Наша беседа уже подходила к концу, когда я решился спросить об истинной причине его приезда в Тифлис. В тумане аргументов мелькнуло имя Даты Туташхиа, но лишь мелькнуло – для меня и этого было много, чтобы понять: дело Даты Туташхиа и по сей день не потеряло значения для Зарандиа. И вдруг я вспомнил, что Сандро Каридзе как-то вскользь обронил, что Дата Туташхиа после побега из тюрьмы стал увлекаться политикой. Это новое увлечение своего брата Мушни Зарандиа не мог встретить равнодушно, особенно после тех духовных изменений, которые свершились в нем, когда он стал бывать при дворе. Я не стал скрывать своей догадки. Напротив, я высказал ее вслух и очень подчеркнуто, как высказал и свое удивление тем, что Зарандиа нашел время, чтобы вернуться к делу Даты Туташхиа, и свое сомнение в оправданности столь упорного преследования Даты Туташхиа, причем его собственным двоюродным братом.
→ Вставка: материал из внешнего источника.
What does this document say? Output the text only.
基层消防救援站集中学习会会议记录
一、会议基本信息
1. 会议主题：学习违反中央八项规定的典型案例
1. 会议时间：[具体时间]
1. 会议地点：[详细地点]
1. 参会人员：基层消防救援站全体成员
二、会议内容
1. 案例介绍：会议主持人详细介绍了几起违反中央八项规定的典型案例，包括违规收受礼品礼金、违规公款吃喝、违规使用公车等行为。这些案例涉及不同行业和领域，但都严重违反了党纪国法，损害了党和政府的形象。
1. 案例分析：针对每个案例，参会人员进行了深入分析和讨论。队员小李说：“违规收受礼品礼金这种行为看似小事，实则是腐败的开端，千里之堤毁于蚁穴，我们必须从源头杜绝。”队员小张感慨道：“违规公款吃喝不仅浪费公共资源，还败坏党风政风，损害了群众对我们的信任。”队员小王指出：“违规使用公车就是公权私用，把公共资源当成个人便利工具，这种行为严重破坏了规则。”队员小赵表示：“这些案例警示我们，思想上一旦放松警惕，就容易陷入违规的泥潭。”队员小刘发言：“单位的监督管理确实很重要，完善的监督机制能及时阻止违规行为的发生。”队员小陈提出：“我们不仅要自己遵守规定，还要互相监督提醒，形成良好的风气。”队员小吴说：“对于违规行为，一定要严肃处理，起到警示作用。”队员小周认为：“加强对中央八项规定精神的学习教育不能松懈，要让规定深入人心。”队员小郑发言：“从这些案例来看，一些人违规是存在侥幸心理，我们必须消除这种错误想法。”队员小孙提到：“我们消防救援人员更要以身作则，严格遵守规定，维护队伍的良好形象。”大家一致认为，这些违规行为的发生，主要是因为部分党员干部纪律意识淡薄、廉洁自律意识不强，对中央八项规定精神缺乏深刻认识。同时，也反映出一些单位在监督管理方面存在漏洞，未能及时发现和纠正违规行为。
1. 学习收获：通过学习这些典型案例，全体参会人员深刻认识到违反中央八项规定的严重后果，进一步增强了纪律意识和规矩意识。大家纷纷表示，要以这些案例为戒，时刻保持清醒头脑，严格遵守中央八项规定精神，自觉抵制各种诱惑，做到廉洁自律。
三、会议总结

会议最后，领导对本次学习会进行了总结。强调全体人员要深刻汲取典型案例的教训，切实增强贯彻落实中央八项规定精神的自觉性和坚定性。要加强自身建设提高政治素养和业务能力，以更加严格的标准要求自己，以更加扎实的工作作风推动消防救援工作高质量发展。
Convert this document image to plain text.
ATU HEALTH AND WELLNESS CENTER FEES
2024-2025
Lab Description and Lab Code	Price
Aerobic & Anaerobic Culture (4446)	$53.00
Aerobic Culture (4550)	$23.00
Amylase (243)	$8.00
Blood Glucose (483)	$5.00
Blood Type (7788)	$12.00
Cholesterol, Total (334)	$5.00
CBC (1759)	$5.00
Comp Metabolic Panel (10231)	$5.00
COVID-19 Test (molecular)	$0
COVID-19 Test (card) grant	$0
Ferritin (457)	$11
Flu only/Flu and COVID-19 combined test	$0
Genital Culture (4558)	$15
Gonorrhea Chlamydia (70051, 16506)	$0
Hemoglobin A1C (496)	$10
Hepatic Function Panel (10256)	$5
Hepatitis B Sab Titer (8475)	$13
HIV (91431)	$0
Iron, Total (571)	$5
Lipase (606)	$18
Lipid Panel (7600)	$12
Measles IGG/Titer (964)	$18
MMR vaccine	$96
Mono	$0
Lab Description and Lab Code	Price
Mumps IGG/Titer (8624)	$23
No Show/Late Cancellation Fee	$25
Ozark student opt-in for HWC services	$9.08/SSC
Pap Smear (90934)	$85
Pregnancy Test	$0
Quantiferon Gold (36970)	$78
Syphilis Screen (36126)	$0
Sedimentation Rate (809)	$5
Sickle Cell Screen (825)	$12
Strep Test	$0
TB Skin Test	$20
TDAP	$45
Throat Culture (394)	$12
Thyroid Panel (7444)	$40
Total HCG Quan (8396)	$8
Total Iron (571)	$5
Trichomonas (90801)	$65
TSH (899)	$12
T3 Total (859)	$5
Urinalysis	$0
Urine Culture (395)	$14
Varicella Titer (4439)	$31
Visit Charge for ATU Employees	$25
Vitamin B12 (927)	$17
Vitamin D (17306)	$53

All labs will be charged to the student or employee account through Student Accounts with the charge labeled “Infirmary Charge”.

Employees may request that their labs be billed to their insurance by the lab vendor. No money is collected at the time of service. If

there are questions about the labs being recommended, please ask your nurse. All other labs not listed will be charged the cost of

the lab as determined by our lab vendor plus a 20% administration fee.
Мы проговорили до глубокой ночи, и Зарандиа остался у меня. Уже отправляясь спать, он сказал:
– Я хочу вернуться к нашему разговору. Моя служебная репутация не будет ни ущемлена, ни укреплена от того, кто поймает Дату Туташхиа и поймают ли его вообще. Поэтому никакими карьерными побуждениями я здесь не руководствуюсь,
– Разумеется,– согласился я, а про себя подумал: «Но почему он вернулся к этому разговору?:»
– Уж вы-то, граф, знаете, что для меня всегда самое важное, чтобы дело велось разумно, а кому достанутся лавры в случае успеха, мне безразлично.
– Мне не раз приходилось видеть на груди других ордена, которые по праву принадлежат тебе, Мушни...– «Но почему так важно ему, поймают или нет Дату Туташхиа?» – подумал я.